L'accueil réservé par les migrants à ce genre d'initiatives démonte les clichés les plus absurdes selon lesquels cette population serait analphabète et inculte..., une sorte de parasite inutile pour nos sociétés tranquilles.
Certes, 3 000 réfugiés ayant fui les conflits de leurs pays (Erythrée, Afghanistan, Syrie, etc.) sont aujourd'hui cantonnés dans "la jungle", le camp improvisé de Calais ; un bidonville où ils résident dans des conditions sordides en attendant de pouvoir rejoindre le sol anglais, hors de l'espace Schengen. Mais ils peuvent désormais laisser leur esprit s'évader grâce à la bibliothèque baptisée Jungle Books (Livres de la jungle), récemment créée par des bénévoles.
S'évader grâce à la poésie
"C'est fascinant de voir ce que les gens demandent a expliqué Mary Jones, une enseignante britannique à l'origine du projet à Publishing Perspectives ; des nouvelles et de la poésie, par exemple. Nombre de ces personnes ont fait des études, ; elles veulent aller de l'avant et elles cherchent des livres qui les aideront à lire et écrire l'anglais, à chercher un emploi, à remplir des formulaires".
"Jungle Books" library for stranded migrants in Calais: http://t.co/vus79pWv5G pic.twitter.com/wAmLpJzb3Z
— Chris Moss (@Traveloguer) 25 Août 2015
Cette bibliothèque d'environ 200 titres se dresse au milieu des centaines de cabanes et de tentes qui peuplent le camp, qui se voulait éphémère. Des sanitaires, une église, une mosquée et une école y ont également pris place, transformant peu à peu une situation provisoire en durable.
Le besoin en dictionnaires français-pachtou, anglais-pachtou et éruthréens, ainsi qu'en livres dans les langues maternelles des migrants est fort, c'est pourquoi la Jungle Books lance un appel aux dons : pour la soutenir, envoyez un e-mail à maryjones@orange.fr.

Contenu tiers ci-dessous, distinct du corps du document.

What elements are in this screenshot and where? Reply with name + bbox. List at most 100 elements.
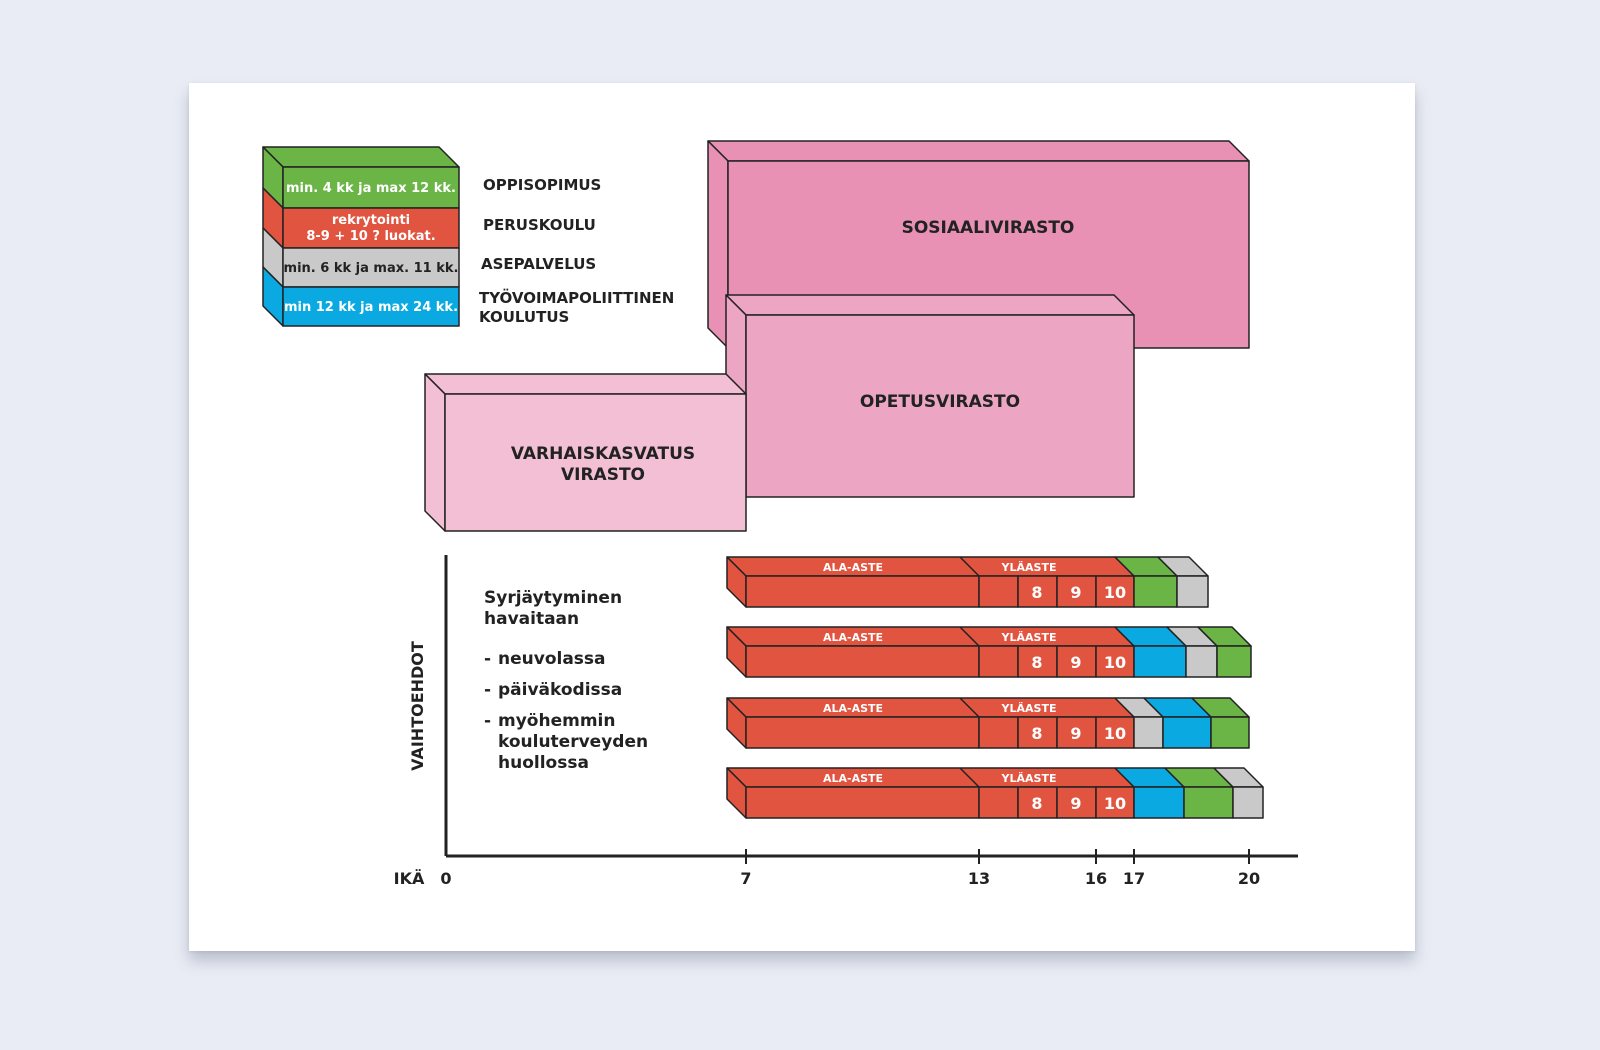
legend-label-asepalvelus: ASEPALVELUS <box>481 255 596 273</box>
bar1-label-alaaste: ALA-ASTE <box>823 561 883 574</box>
bar3-label-10: 10 <box>1104 724 1126 743</box>
x-axis-label: IKÄ <box>394 869 425 888</box>
bar3-grade-10 <box>1095 716 1135 749</box>
option-bar-3 <box>726 697 1250 749</box>
bar4-label-alaaste: ALA-ASTE <box>823 772 883 785</box>
sosiaali-top-face <box>707 140 1250 162</box>
bar1-label-9: 9 <box>1070 583 1081 602</box>
bar4-blue <box>1133 786 1185 819</box>
notes-item-myohemmin-2: kouluterveyden <box>498 732 648 752</box>
bar3-grade-8 <box>1017 716 1058 749</box>
bar2-grade-9 <box>1056 645 1097 678</box>
notes-item-myohemmin-3: huollossa <box>498 753 589 773</box>
x-tick-label-7: 7 <box>740 869 751 888</box>
option-bar-1 <box>726 556 1209 608</box>
bar2-grade-8 <box>1017 645 1058 678</box>
bar1-label-ylaaste: YLÄASTE <box>1001 560 1057 574</box>
bar2-alaaste <box>745 645 980 678</box>
legend-gray-text: min. 6 kk ja max. 11 kk. <box>284 261 459 276</box>
varhaiskasvatus-label-1: VARHAISKASVATUS <box>511 444 695 464</box>
bar1-grade-8 <box>1017 575 1058 608</box>
legend <box>262 146 460 327</box>
bar2-label-10: 10 <box>1104 653 1126 672</box>
legend-label-peruskoulu: PERUSKOULU <box>483 216 596 234</box>
diagram: min. 4 kk ja max 12 kk. rekrytointi 8-9 … <box>262 140 1298 888</box>
bar4-yla-7 <box>978 786 1019 819</box>
bar4-label-8: 8 <box>1031 794 1042 813</box>
bar2-green <box>1216 645 1252 678</box>
bar2-label-ylaaste: YLÄASTE <box>1001 630 1057 644</box>
axes <box>444 555 1298 864</box>
bar2-label-8: 8 <box>1031 653 1042 672</box>
bar4-green <box>1183 786 1234 819</box>
option-bar-4 <box>726 767 1264 819</box>
sosiaali-side-face <box>707 140 729 349</box>
varhais-top-face <box>424 373 747 395</box>
notes-heading-1: Syrjäytyminen <box>484 588 622 608</box>
bar4-gray <box>1232 786 1264 819</box>
legend-front-green <box>282 166 460 209</box>
notes-dash-2: - <box>484 680 491 700</box>
notes-dash-1: - <box>484 649 491 669</box>
varhais-front-face <box>444 393 747 532</box>
bar2-top-divider <box>959 626 980 647</box>
bar2-yla-7 <box>978 645 1019 678</box>
bar3-blue <box>1162 716 1212 749</box>
notes-heading-2: havaitaan <box>484 609 579 629</box>
notes-item-myohemmin-1: myöhemmin <box>498 711 615 731</box>
legend-label-tyovoima-1: TYÖVOIMAPOLIITTINEN <box>479 288 674 307</box>
x-tick-label-20: 20 <box>1238 869 1260 888</box>
bar4-top-divider <box>959 767 980 788</box>
bar1-top-red <box>726 556 1135 577</box>
block-varhaiskasvatus <box>424 373 747 532</box>
legend-green-text: min. 4 kk ja max 12 kk. <box>286 181 456 196</box>
opetusvirasto-label: OPETUSVIRASTO <box>860 392 1020 412</box>
varhaiskasvatus-label-2: VIRASTO <box>561 465 645 485</box>
bar3-top-divider <box>959 697 980 718</box>
x-tick-label-16: 16 <box>1085 869 1107 888</box>
legend-front-red <box>282 207 460 249</box>
bar2-label-alaaste: ALA-ASTE <box>823 631 883 644</box>
bar2-gray <box>1185 645 1218 678</box>
bar4-label-10: 10 <box>1104 794 1126 813</box>
x-tick-label-17: 17 <box>1123 869 1145 888</box>
varhais-side-face <box>424 373 446 532</box>
bar1-grade-9 <box>1056 575 1097 608</box>
bar2-label-9: 9 <box>1070 653 1081 672</box>
bar1-green <box>1133 575 1178 608</box>
legend-red-text-1: rekrytointi <box>332 213 410 228</box>
bar1-yla-7 <box>978 575 1019 608</box>
bar4-alaaste <box>745 786 980 819</box>
legend-blue-text: min 12 kk ja max 24 kk. <box>284 300 458 315</box>
bar3-yla-7 <box>978 716 1019 749</box>
bar1-alaaste <box>745 575 980 608</box>
bar1-top-divider <box>959 556 980 577</box>
bar3-top-red <box>726 697 1135 718</box>
bar3-green <box>1210 716 1250 749</box>
legend-front-blue <box>282 286 460 327</box>
bar2-top-red <box>726 626 1135 647</box>
legend-label-tyovoima-2: KOULUTUS <box>479 308 569 326</box>
bar4-top-red <box>726 767 1135 788</box>
bar1-label-10: 10 <box>1104 583 1126 602</box>
bar3-label-ylaaste: YLÄASTE <box>1001 701 1057 715</box>
diagram-card: min. 4 kk ja max 12 kk. rekrytointi 8-9 … <box>189 83 1415 951</box>
notes-item-paivakodissa: päiväkodissa <box>498 680 622 700</box>
x-tick-label-13: 13 <box>968 869 990 888</box>
bar1-grade-10 <box>1095 575 1135 608</box>
bar2-blue <box>1133 645 1187 678</box>
x-tick-label-0: 0 <box>440 869 451 888</box>
bar1-gray <box>1176 575 1209 608</box>
opetus-top-face <box>725 294 1135 316</box>
bar3-gray <box>1133 716 1164 749</box>
legend-red-text-2: 8-9 + 10 ? luokat. <box>306 229 435 244</box>
bar1-label-8: 8 <box>1031 583 1042 602</box>
bar3-label-9: 9 <box>1070 724 1081 743</box>
sosiaalivirasto-label: SOSIAALIVIRASTO <box>902 218 1075 238</box>
y-axis-label: VAIHTOEHDOT <box>408 641 427 771</box>
bar3-label-alaaste: ALA-ASTE <box>823 702 883 715</box>
notes-item-neuvolassa: neuvolassa <box>498 649 606 669</box>
bar3-label-8: 8 <box>1031 724 1042 743</box>
notes-dash-3: - <box>484 711 491 731</box>
opetus-front-face <box>745 314 1135 498</box>
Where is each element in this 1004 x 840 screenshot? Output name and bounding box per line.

Combattre l'oisiveté et créer du lien
Les bibliothèques et les médiathèques ont leur rôle à jouer dans l'accueil des personnes en difficulté, notamment vis à vis des demandeurs d'asile. Jouant pleinement leur rôle de 3ème lieu, elles relayent parfois les centres d'accueil CADA, surchargés, pour les animations et sorties à destination de ce public, durant les longs mois nécessaires à l'administration française pour statuer sur leur sort de "réfugié". C'est le cas notamment de la médiathèque Malraux de Strasbourg, habituée à accueillir ce public en quête d'occupations.
"Chacun vaque à sa guise"
"Ils sont nombreux à venir pour avoir accès à Internet et à la télévision, explique un bibliothécaire de l'établissement à Rue89 Strasbourg ; l’abonnement est gratuit. C’est aussi pour ça qu’on propose plus de chaînes étrangères. Avec le papier de demandeur d’asile (le récépissé de la préfecture suffit) ceux qui le désirent peuvent souscrire à un abonnement pour emprunter des livres à 4,20 euros (même tarif que pour les étudiants, ndlr). Pour faire les abonnements d’ailleurs, ce n’est pas toujours évident comme la plupart ne parle pas un mot de français et pas forcément anglais. Je pratique beaucoup le "langage des signes" ! Ce sont principalement des adultes isolés qui viennent ici passer leurs journées. Mais nous ne sommes pas là pour nous substituer au social et c’est aussi ce qu’apprécient certaines personnes : ne pas avoir à parler, être avec d’autres personnes et pas toujours dans "l’entre-soi". Nous ne rencontrons, en général, aucun problème à laisser chacun vaquer à sa guise et les brèves altercations qui ont pu avoir lieu étaient plutôt dues à des personnes en état d’ébriété, pas à des demandeurs d’asile spécifiquement."
Une réflexion est lancée
Ouvertes à tous, les bibliothèques sont confrontées depuis des années à la question de cet accueil spécifique au public des migrants. Une réflexion à ce sujet sera lancée le 29 septembre prochain à Calais lors de la journée d'étude "Les migrants : un public de bibliothèque ? Quels besoins, quels accueils, quels services ?", organisée par la BPI et qu'Archimag vous relayera. "Les témoignages, retours d’expérience et initiatives qui animeront cette journée ouvrent la voie à une réflexion sur le vivre-ensemble en bibliothèques, sur la question des publics accueillis et sur les conditions de la cohabitation entre usagers", annonce le programme.